Bureau of Planning and Sustainability Names Donnie Oliveira Permanent Director

The agency didn’t publicize his appointment.

Donnie Oliveira, Director of the Bureau of Planning and Sustainability

Portland’s Bureau of Planning and Sustainability named insider Donnie Oliveira as its new permanent director, replacing Andrea Durbin, who resigned in March to spend more time with her family.

Oliveira, 42, joined BPS in 2019 as the agency’s communications director. He was promoted to deputy director in February 2020 and became interim director in March, when Durbin left.

City Commissioner Carmen Rubio, who oversees BPS, named Oliveira permanent director earlier this month but didn’t announce the appointment publicly.

In an interview today, Oliveira described his background and qualifications. Originally from California, he holds a degree in anthropology from the University of California, Davis. After graduation in 2003, he worked on waste management and sustainability programs in San Francisco, starting a program to recycle waste from concert venues.

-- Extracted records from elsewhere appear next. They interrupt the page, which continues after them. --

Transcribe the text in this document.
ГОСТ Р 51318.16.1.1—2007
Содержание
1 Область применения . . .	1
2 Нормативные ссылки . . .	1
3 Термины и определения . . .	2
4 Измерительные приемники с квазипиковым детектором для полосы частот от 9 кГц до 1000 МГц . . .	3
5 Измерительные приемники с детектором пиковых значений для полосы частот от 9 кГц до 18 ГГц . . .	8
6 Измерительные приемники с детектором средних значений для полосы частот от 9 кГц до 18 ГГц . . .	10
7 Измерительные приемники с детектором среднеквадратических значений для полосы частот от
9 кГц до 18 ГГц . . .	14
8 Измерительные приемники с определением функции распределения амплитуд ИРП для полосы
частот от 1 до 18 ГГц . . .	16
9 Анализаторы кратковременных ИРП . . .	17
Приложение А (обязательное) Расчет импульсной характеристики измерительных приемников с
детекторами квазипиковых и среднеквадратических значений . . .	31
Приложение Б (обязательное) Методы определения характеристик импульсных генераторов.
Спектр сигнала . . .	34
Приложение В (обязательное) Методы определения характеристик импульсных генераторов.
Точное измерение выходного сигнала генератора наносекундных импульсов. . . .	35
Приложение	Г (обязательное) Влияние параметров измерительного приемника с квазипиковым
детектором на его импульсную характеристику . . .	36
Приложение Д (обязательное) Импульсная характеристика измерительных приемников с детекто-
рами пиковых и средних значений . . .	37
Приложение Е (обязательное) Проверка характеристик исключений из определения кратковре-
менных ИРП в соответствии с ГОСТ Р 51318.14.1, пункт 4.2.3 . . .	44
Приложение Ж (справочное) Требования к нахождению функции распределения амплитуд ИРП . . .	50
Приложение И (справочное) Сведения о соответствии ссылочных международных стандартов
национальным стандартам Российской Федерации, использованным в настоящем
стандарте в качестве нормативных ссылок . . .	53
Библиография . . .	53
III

A huge San Francisco Giants fan, he did the same thing at what is now Oracle Park, diverting 90% of the waste from landfills. He moved to Oregon in 2018 to work at the state’s Department of Environmental Quality, then joined BPS.

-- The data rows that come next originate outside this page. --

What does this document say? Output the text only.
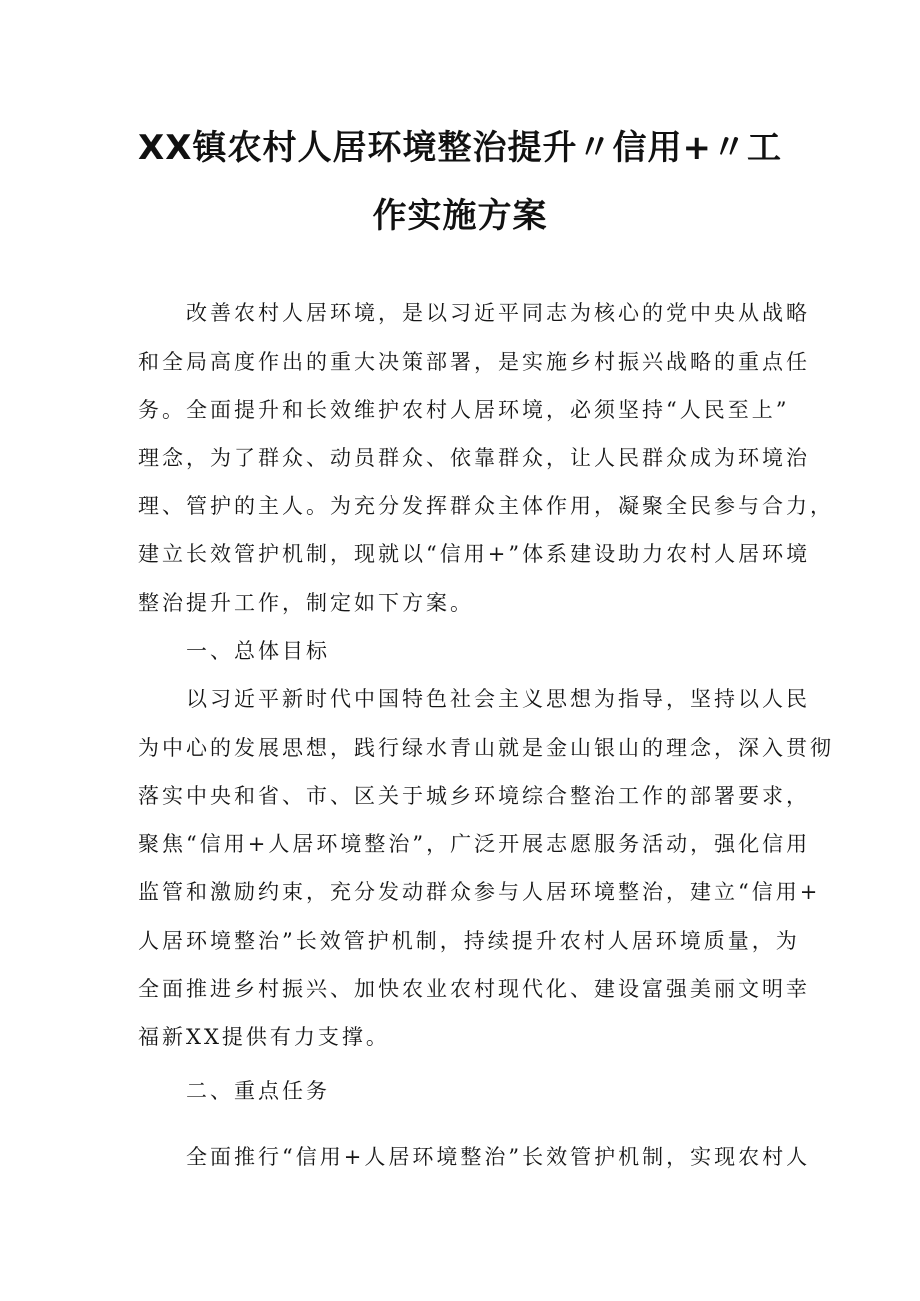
XX镇农村人居环境整治提升〃信用+〃工
作实施方案
改善农村人居环境，是以习近平同志为核心的党中央从战略
和全局高度作出的重大决策部署，是实施乡村振兴战略的重点任
务。全面提升和长效维护农村人居环境，必须坚持“人民至上”
理念，为了群众、动员群众、依靠群众，让人民群众成为环境治
理、管护的主人。为充分发挥群众主体作用，凝聚全民参与合力，
建立长效管护机制，现就以“信用+”体系建设助力农村人居环境
整治提升工作，制定如下方案。
一、总体目标
以习近平新时代中国特色社会主义思想为指导，坚持以人民
为中心的发展思想，践行绿水青山就是金山银山的理念，深入贯彻
落实中央和省、市、区关于城乡环境综合整治工作的部署要求，
聚焦“信用+人居环境整治”，广泛开展志愿服务活动，强化信用
监管和激励约束，充分发动群众参与人居环境整治，建立“信用+
人居环境整治”长效管护机制，持续提升农村人居环境质量，为
全面推进乡村振兴、加快农业农村现代化、建设富强美丽文明幸
福新XX提供有力支撑。
二、重点任务
全面推行“信用+人居环境整治”长效管护机制，实现农村人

Rubio lauded Oliveira in an email to BPS staff on June 3.

“You will recall that in April I said I had confidence in Director Oliveira,” Rubio wrote. “Since that time, my staff and I continue to be impressed with his leadership and strategy in navigating critical decision points and planning. But most importantly, my office has and continues to receive positive feedback on Director Oliveira and the direction we outlined together in the April policy priorities memo. Beyond my personal experience working in partnership with Donnie, I have connected with city and community partners and they affirmed that he is the right person to lead BPS in this important moment of transition within the city.”

Oliveira takes over an agency that is in the spotlight because it oversees the Portland Clean Energy Community Benefits Fund, the climate justice fund that holds a whopping $298 million in corporate taxpayer cash. PCEF is funded by a surcharge on retailers with annual sales of both $1 billion or more in the U.S. and $500,000 or more within Portland.

In March, City Auditor Mary Hull Caballero said PCEF was awash in money but had not adopted methods to track, measure and report its performance, as required by the 2018 ballot measure that created it. PCEF also needed guidance on its climate goals from the Portland City Council and from the volunteer oversight committee that makes grants from the fund, Hull Caballero said.

Oliveira says he understands that people are impatient to see PCEF do more with its money.

“The idea that just because the money’s there that it magically turns into stuff just isn’t how it works,” Oliveira said. “We’re trying to convey to people that we feel their urgency. The cool part is, it’s actually starting to show up.”

PCEF contractors last week installed the first cooling unit in the home of a needy Portlander. A team from Earth Advantage and the African American Alliance for Homeownership connected the unit, the first of 15,000 heat pumps to be installed in Portland in the next five years. The installation comes almost one year after a freakish June heat wave sent Portland temperatures soaring to a record-smashing 116 degrees.

“We turned dollars into installations in less than six months,” Oliveira said. “For government, that’s pretty aggressive.”

PCEF plans to announce 66 new grants totaling $111 million for climate relief projects aimed at low-income communities of color in coming weeks. The Portland City Council will vote on the grantees July 13.

The Bureau of Planning and Sustainability handles land use planning, climate action, environmental stewardship, and urban design. BPS says it centers racial equity in its work and is “dedicated to creating a Portland that is more equitable, healthy, prosperous and resilient.”